In this dispensation, the president doesn’t really have lots of power. Still, Roger Binny’s elevation is a reminder that sometimes nice guys do finish first. After bouts with egotism and personality cults in the BCCI, Binny’s appointment raises hope of a return to decency and decorum. His record as player, coach, selector, administrator is clean. He has been involved with the sport for close to half a century, and is both self-confident and self-effacing, a rare combination in Indian cricket.
He will be up against the usual political shenanigans in the BCCI, a governing body that deals in the billions of dollars. This attracts politicians, both major and minor who are only too aware of the influence and business opportunities that come with being associated with it. And the reflected glory that a winning performance by the national teams automatically bestows.
There is the World T20 in Australia currently on. Next year come the World Test championship final and the 50-over World Cup, the last-named at home. The BCCI is expected to negotiate a tax deal with the government or lose over $58 million. Cricket and business come together at every turn. There is too the question of balancing red ball cricket with its white ball cousins.
What is good for cricket might not always be what is good for the bottom line, and as the only international player in the new set-up, Binny will have to take a call on this if a situation arises. Thanks to the enormous amounts of money the BCCI generates, it rules the world game, and other countries toe its line. Power flows from the signature at the bottom of a cheque.
The big story of the new BCCI, however, is not the easing out of Ganguly, but the takeover by a single political party. For decades, BCCI saw political parties sink their differences and pull in the same direction. Rivals worked together in the BCCI even when they were at loggerheads in Parliament! This now changes.

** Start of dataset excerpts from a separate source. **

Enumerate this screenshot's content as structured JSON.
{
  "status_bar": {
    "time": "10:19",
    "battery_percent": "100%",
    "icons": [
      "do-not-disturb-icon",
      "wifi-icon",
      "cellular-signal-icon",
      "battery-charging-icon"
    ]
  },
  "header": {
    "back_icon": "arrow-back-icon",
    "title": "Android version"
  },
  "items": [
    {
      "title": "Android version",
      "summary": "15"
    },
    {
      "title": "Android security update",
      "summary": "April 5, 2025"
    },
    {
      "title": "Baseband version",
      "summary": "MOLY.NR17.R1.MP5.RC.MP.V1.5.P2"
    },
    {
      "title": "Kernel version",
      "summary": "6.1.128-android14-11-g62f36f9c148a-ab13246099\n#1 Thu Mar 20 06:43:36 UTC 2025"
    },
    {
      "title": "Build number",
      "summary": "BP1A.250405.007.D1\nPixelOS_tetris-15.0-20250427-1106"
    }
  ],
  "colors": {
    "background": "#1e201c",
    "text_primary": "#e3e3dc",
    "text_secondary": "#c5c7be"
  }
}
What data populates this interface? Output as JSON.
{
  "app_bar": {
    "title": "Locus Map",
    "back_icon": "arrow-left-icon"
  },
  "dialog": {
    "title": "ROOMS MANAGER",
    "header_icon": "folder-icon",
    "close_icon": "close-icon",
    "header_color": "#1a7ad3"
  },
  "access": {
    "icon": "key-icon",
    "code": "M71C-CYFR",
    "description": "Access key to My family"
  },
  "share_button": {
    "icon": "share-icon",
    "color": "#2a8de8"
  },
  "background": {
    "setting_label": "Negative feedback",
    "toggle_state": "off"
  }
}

The BJP takeover (all posts were unopposed, showing the backroom power of the old elite) is complete. Shah aside, the joint-secretary Devajit Saikia is an aide of the BJP Assam chief minister, the treasurer, Ashish Shelar is a BJP legislator from Maharashtra. The IPL Chairman Arun Dhumal is BJP minister Anurag Thakur’s brother. The odd man in is Congress’ Rajeev Shukla, the man “who gets things done.” He has always known which side his bread is buttered on.
The Binny-Shah combination is accompanied by hope too. But the bar seems to have been lowered recently.